At the time the 2016-17 budget was enacted, it was estimated that approximately 1,200 IHSS providers would receive a family exemption and 5,000 providers would receive an extraordinary circumstances exemption (out of an estimated 462,000 IHSS providers). As of January 2017, about 1,400 providers were issued family exemptions and about 50 providers were issued extraordinary circumstances exemptions. As a result, the Governor’s January proposal includes significantly lower estimates for issued extraordinary circumstances exemptions (135 in 2016-17 and 385 in 2017-18).

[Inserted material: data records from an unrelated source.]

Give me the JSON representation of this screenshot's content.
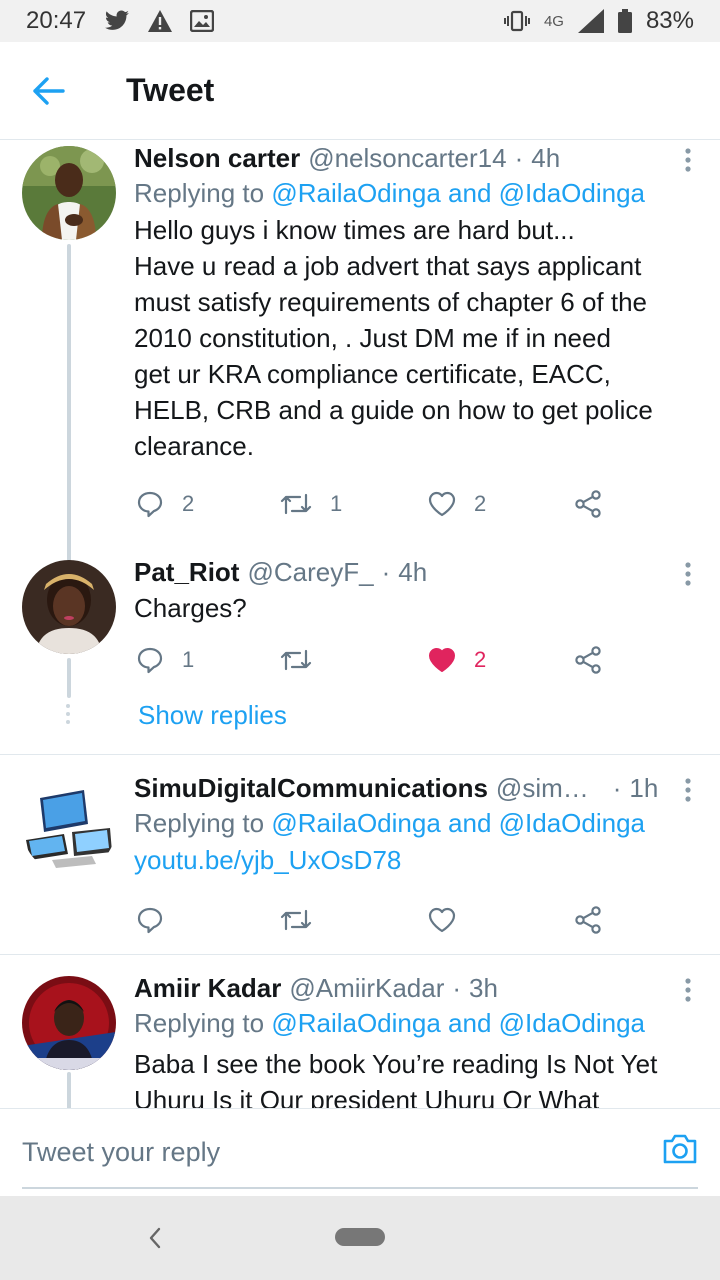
{
  "status_bar": {
    "time": "20:47",
    "network": "4G",
    "battery": "83%",
    "icons": [
      "twitter-icon",
      "warning-icon",
      "image-icon",
      "vibrate-icon",
      "signal-icon",
      "battery-icon"
    ]
  },
  "header": {
    "title": "Tweet",
    "back_icon": "arrow-left-icon"
  },
  "tweets": [
    {
      "name": "Nelson carter",
      "handle": "@nelsoncarter14",
      "time": "4h",
      "replying_prefix": "Replying to ",
      "replying_to": "@RailaOdinga and @IdaOdinga",
      "text": "Hello guys i know times are hard but...\nHave u read a job advert that says applicant\nmust satisfy requirements of chapter 6 of the\n2010 constitution,  .  Just DM me if in need\nget ur KRA compliance certificate,  EACC,\nHELB, CRB and a guide on how to get police\nclearance.",
      "replies": "2",
      "retweets": "1",
      "likes": "2"
    },
    {
      "name": "Pat_Riot",
      "handle": "@CareyF_",
      "time": "4h",
      "text": "Charges?",
      "replies": "1",
      "retweets": "",
      "likes": "2",
      "liked": true
    },
    {
      "name": "SimuDigitalCommunications",
      "handle": "@sim…",
      "time": "1h",
      "replying_prefix": "Replying to ",
      "replying_to": "@RailaOdinga and @IdaOdinga",
      "link": "youtu.be/yjb_UxOsD78",
      "replies": "",
      "retweets": "",
      "likes": ""
    },
    {
      "name": "Amiir Kadar",
      "handle": "@AmiirKadar",
      "time": "3h",
      "replying_prefix": "Replying to ",
      "replying_to": "@RailaOdinga and @IdaOdinga",
      "text": "Baba I see the book You’re reading Is Not Yet\nUhuru  Is it Our president Uhuru Or What"
    }
  ],
  "show_replies": "Show replies",
  "composer": {
    "placeholder": "Tweet your reply",
    "camera_icon": "camera-icon"
  },
  "colors": {
    "accent": "#1da1f2",
    "like": "#e0245e",
    "muted": "#657786"
  }
}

Increasing Number of Timesheet Violations. Starting July 1, 2016, DSS began issuing timesheet violations to providers for exceeding their authorized monthly work caps or permitted travel time (up to 28 hours per month). As shown in Figure 3, violations are administered based on a four-level violation system, with consequences becoming more severe as a provider continues to work above their monthly work cap or allotted travel time. The total number of providers with timesheet violations has increased from 2,912 in July 2016 (the first month in which providers could receive a timesheet violation) to 4,699 in December 2016. Despite these increases, providers with second and third violations remain a significantly small portion of the overall IHSS provider population. IHSS providers have the option to clear second violations through a one-time training about workweek and travel time limits.

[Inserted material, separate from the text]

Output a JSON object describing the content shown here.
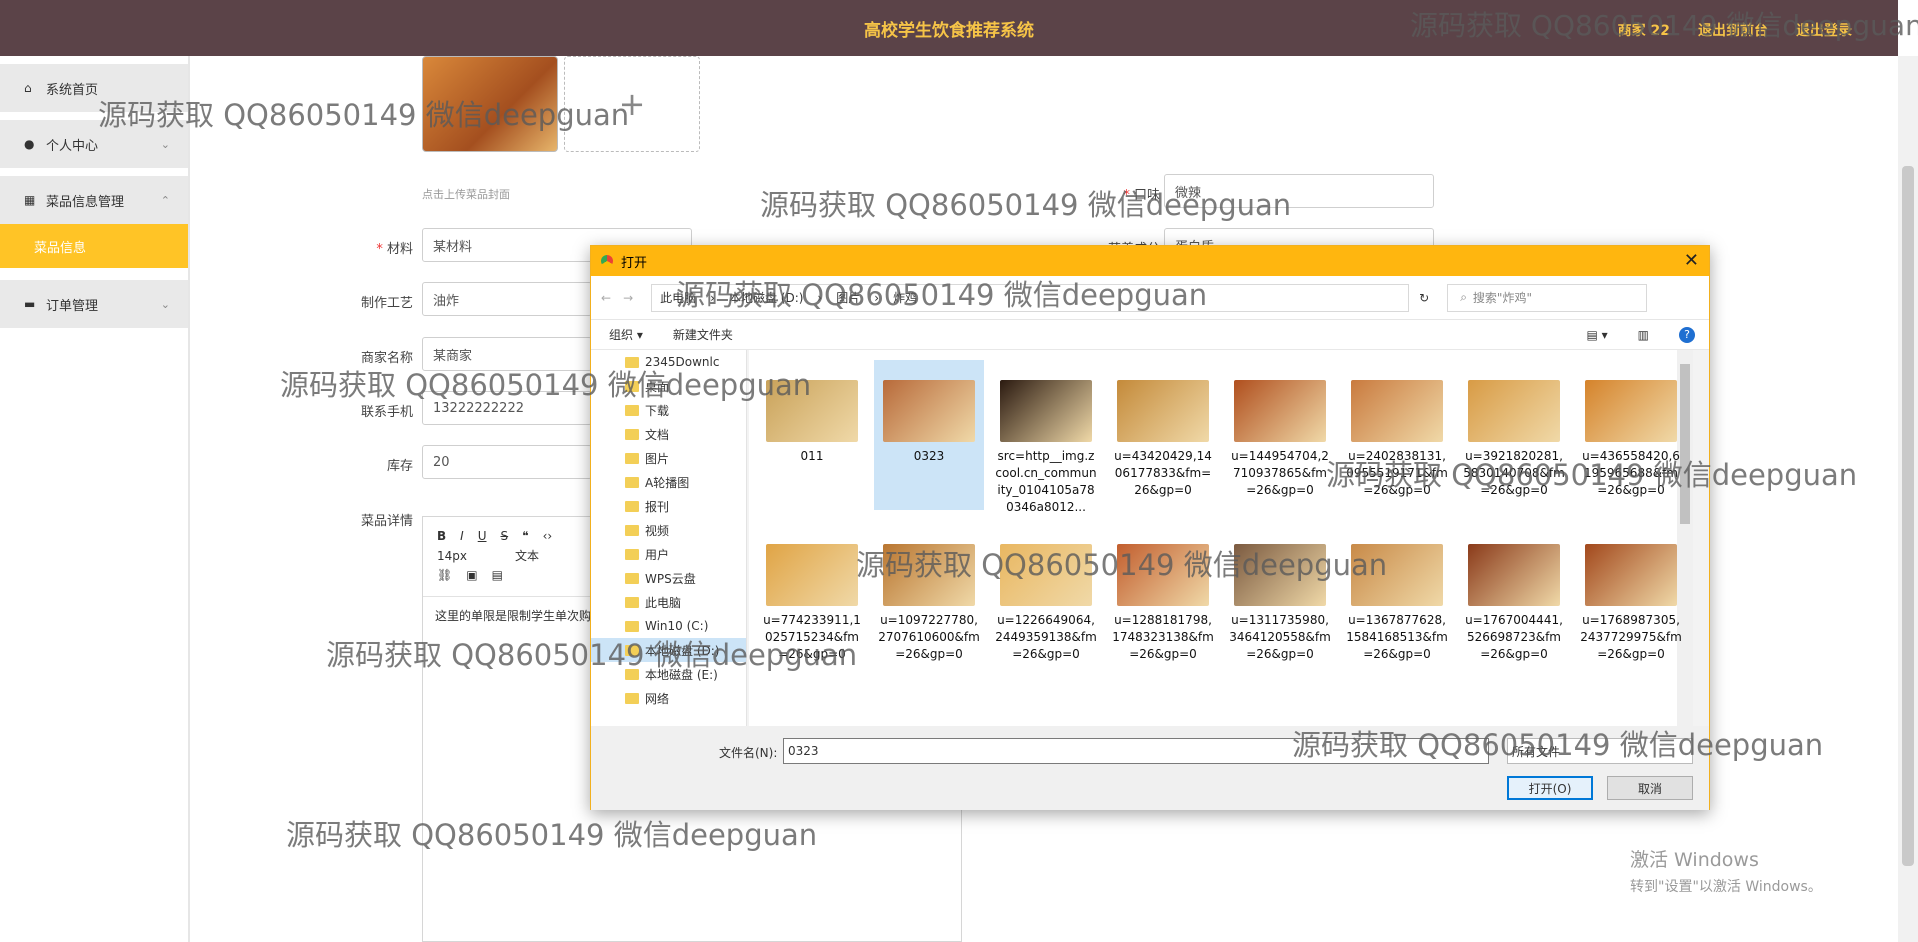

Figure 3 -IHSS Timesheet Violation System

The Legislature May Consider Statutorily Establishing Exemptions. The state legislation implementing the federal labor regulations does not provide specific authority for DSS to exempt certain providers from the workweek caps this legislation established, and the administration is not proposing trailer bill language to codify these exemptions in statute. To increase its oversight of the exemption policy, the Legislature may wish to consider adopting trailer bill language to ensure that there is statutory authority for provider exemptions to the workweek caps that is in line with legislative intent.

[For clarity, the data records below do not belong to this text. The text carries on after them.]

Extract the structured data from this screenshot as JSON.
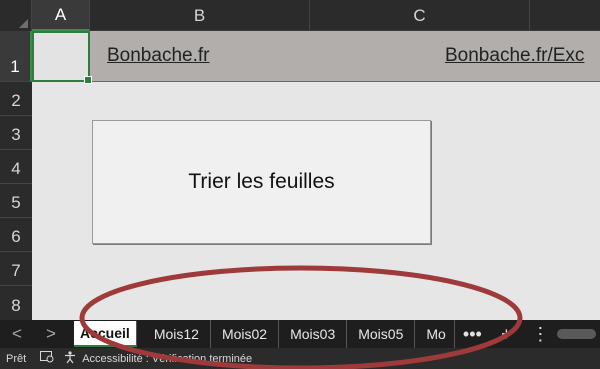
{
  "columns": [
    "A",
    "B",
    "C"
  ],
  "rows": [
    "1",
    "2",
    "3",
    "4",
    "5",
    "6",
    "7",
    "8"
  ],
  "cells": {
    "B1": "Bonbache.fr",
    "C1": "Bonbache.fr/Exc"
  },
  "sort_button": {
    "label": "Trier les feuilles"
  },
  "sheet_tabs": [
    "Accueil",
    "Mois12",
    "Mois02",
    "Mois03",
    "Mois05",
    "Mo"
  ],
  "tab_controls": {
    "prev": "<",
    "next": ">",
    "more": "•••",
    "add": "+",
    "options": "⋮"
  },
  "status": {
    "mode": "Prêt",
    "accessibility": "Accessibilité : Vérification terminée"
  },
  "annotation_color": "#9e3a3a",
  "selection_color": "#2f7d3e"
}
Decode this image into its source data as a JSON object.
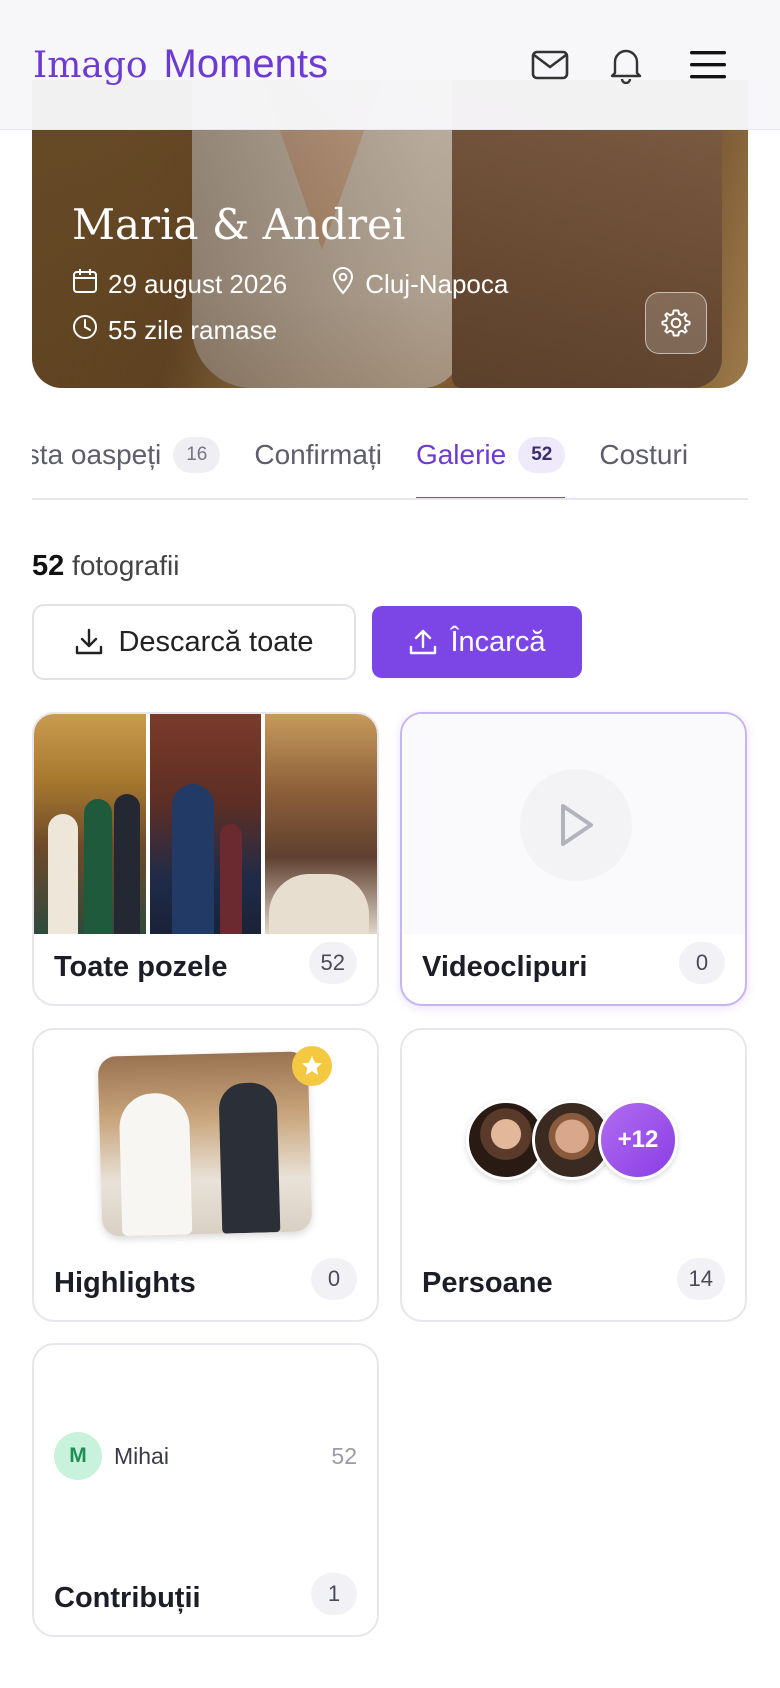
{
  "header": {
    "brand_part1": "Imago",
    "brand_part2": "Moments",
    "icons": [
      "mail-icon",
      "bell-icon",
      "menu-icon"
    ]
  },
  "event": {
    "title": "Maria & Andrei",
    "date": "29 august 2026",
    "location": "Cluj-Napoca",
    "days_left": "55 zile ramase"
  },
  "tabs": [
    {
      "label": "Lista oaspeți",
      "badge": "16"
    },
    {
      "label": "Confirmați",
      "badge": ""
    },
    {
      "label": "Galerie",
      "badge": "52"
    },
    {
      "label": "Costuri",
      "badge": ""
    }
  ],
  "active_tab": "Galerie",
  "gallery": {
    "count_number": "52",
    "count_label": "fotografii",
    "download_label": "Descarcă toate",
    "upload_label": "Încarcă"
  },
  "albums": [
    {
      "label": "Toate pozele",
      "count": "52"
    },
    {
      "label": "Videoclipuri",
      "count": "0"
    },
    {
      "label": "Highlights",
      "count": "0"
    },
    {
      "label": "Persoane",
      "count": "14"
    },
    {
      "label": "Contribuții",
      "count": "1"
    }
  ],
  "people_more": "+12",
  "contributor": {
    "initial": "M",
    "name": "Mihai",
    "count": "52"
  },
  "colors": {
    "accent": "#7c46e6",
    "brand": "#6d3ad4",
    "star": "#f5c842",
    "contributor_bg": "#c9f2dc"
  }
}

Termination of Coordinated Care Initiative

Counties’ Share of IHSS Costs Reverts to Prior Cost-Sharing Ratio Resulting in Significant General Fund Savings. Since the IHSS county MOE was instituted, the General Fund has borne a disproportionate amount of growing IHSS program costs, growing at an average rate of 20 percent annually, from $1.7 billion in 2012-13 to an estimated $3.5 billion in 2016-17. County IHSS program costs, by contrast, have increased at an average rate of around 4 percent annually over the same period.

State law contains a poison pill provision that automatically discontinues the pilot program if the Director of Finance determines that the CCI does not generate annual net General Fund savings and is therefore not cost-effective. The Governor’s budget reflects a determination that the CCI is not cost-effective, which the administration primarily attributes to growing General Fund costs under the IHSS county MOE. As a result, the IHSS county MOE will end on July 1, 2017 and be replaced with the prior IHSS program cost-sharing ratio of counties paying 35 percent of nonfederal program costs and the state paying the remaining 65 percent. (We note that the Governor’s budget proposes to seek statutory authority to continue certain components of CCI, not including the statewide IHSS county MOE.)

Comprehensive Analysis of Fiscal and Programmatic Implications Captured in a Separate LAO Report. In the Governor’s proposal, it is estimated that IHSS county costs will increase by $623 million in 2017-18 as a result of the termination of the IHSS county MOE and restoration of the historical IHSS cost-sharing ratio. An in-depth analysis of the potential fiscal and programmatic impacts of terminating the IHSS county MOE can be found in The 2017-18 Budget: The Coordinated Care Initiative: A Critical Juncture.